Prenez-vous souvent le train?
«Enormément. J’ai pas de bagnole. Dans une ancienne vie professionnelle, je sautais d’un train à l’autre. Les Thalys, les TGV n’ont plus aucun secret pour moi. J’ai des heures et des heures d’attente dans les gares à mon compteur. C’est peut-être parce que j’ai pas mal exploré les belles gares parisiennes, de vrais bijoux du 19e siècle que j’ai voulu faire revivre, à ma façon, les magnifiques gares bruxelloises détruites au nom de la modernité et de la spéculation.»
Et l’ange de la couverture?
«Un ange sur un peep show! Tous les voyageurs qui transitent via la gare du Nord la connaissent.
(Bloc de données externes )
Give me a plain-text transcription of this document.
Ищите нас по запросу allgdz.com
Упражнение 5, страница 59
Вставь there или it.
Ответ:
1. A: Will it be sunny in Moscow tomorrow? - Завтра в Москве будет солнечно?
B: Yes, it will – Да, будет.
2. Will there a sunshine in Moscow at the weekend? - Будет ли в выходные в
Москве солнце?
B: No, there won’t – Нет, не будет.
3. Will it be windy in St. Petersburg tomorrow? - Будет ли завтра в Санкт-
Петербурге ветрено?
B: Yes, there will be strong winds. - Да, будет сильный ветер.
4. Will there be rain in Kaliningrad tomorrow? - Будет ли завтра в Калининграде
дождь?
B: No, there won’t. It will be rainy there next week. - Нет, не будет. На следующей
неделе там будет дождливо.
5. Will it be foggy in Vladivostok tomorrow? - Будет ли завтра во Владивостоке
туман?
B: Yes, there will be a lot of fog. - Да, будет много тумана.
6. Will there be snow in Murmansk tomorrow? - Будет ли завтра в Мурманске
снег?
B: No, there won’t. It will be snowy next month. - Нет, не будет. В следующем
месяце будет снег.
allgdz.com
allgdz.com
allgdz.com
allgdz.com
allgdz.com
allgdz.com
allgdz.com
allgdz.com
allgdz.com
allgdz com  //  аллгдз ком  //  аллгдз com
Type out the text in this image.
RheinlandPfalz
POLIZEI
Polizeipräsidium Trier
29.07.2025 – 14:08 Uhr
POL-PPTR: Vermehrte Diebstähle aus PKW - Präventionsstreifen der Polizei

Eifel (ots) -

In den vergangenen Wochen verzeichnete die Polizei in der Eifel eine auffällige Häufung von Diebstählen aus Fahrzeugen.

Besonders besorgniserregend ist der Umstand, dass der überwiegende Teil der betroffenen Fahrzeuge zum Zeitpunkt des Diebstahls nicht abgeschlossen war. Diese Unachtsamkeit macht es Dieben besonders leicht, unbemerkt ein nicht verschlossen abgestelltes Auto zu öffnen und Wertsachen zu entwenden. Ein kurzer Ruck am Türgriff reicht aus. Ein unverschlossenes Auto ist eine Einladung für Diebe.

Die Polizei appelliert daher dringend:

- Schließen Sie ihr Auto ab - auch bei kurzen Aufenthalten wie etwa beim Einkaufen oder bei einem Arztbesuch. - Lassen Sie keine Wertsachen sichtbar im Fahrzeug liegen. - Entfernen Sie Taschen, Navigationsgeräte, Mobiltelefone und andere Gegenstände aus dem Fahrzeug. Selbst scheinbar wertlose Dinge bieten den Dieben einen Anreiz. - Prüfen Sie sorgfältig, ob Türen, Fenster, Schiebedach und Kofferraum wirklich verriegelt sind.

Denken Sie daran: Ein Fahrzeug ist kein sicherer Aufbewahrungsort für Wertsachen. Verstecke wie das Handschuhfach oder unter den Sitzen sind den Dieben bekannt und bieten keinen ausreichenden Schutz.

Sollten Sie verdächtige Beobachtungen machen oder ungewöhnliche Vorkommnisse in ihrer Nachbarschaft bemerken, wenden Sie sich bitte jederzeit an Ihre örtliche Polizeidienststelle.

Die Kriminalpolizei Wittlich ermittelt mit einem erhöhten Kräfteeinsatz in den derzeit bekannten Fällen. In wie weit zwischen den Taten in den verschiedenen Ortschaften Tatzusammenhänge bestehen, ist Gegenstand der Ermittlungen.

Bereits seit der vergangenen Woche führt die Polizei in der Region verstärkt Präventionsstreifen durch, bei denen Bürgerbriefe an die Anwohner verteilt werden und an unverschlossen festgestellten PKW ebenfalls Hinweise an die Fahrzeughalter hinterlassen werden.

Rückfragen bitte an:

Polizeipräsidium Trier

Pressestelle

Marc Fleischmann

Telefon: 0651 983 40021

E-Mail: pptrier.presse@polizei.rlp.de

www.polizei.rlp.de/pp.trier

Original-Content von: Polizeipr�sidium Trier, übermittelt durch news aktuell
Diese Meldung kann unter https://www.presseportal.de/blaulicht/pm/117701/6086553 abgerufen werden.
Cette statue est fascinante! Est-elle la gardienne de la Jonction? Ou des filles exploitées dans les bars? Elle a été en quelque sorte mon fil rouge. Gunnar Berg, l’auteur de mon roman venu à Bruxelles pour écrire sur la Jonction, sera envoûté par elle!»
On retrouve aussi Marie de votre précédent polar.
«En effet, le sujet était difficile, il me fallait une jeune guide dynamique, efficace pour mener à bien le projet. Marie a beaucoup évolué depuis ‘L’assassin aime l’Art Déco’. Elle a créé sa petite affaire, mène sa vie tambour battant. Le Collectif Art/Jonction qui organise des activités culturelles pour repenser la ville a fait appel à elle. Des Marolles à la sulfureuse rue d’Aerschot, j’ai eu un plaisir fou à la suivre.»
Et vous êtes cette fois encore un personnage du livre! Dans la vraie vie, vos personnages vous harcèlent aussi ou bien ils vous laissent un peu de répit.
«Je n’apparais que quelques lignes à l’hôtel Méridien! (rires)… Quand je suis en écriture, la fusion avec mes personnages est totale. Mais je ne me sens pas particulièrement harcelée… Je me sens davantage «hantée» par les phrases qui se débinent, les mots qui me tirent la langue et les idées qui partent en vadrouille.»
Vous avez fait beaucoup de recherches?
«Enormément. Je ne connaissais pas grand-chose au sujet. L’histoire de la Jonction est hallucinante. C’est en 1903 que les accords sont signés pour la construction. Le temps d’obtenir l’accord pour exproprier les habitants, on est en 1910. Là, commence le carnage, la destruction de milliers d’habitations. Les travaux étaient prévus pour une durée de cinq ans (selon les optimistes). 1914, la guerre éclate, tout s’arrête. En 1918, on a autre à chose à faire qu’à penser à cette Jonction. Les travaux reprennent en 1935. La crise économique est violente, pour résorber le chômage, on pense à de grands travaux… Quand ceux-ci seront terminés dans les années 50, on construira les immeubles surplombant le tunnel dans le style international de l’époque, les nouvelles constructions ont été pensées pour la bureaucratie et non pour l’habitat…»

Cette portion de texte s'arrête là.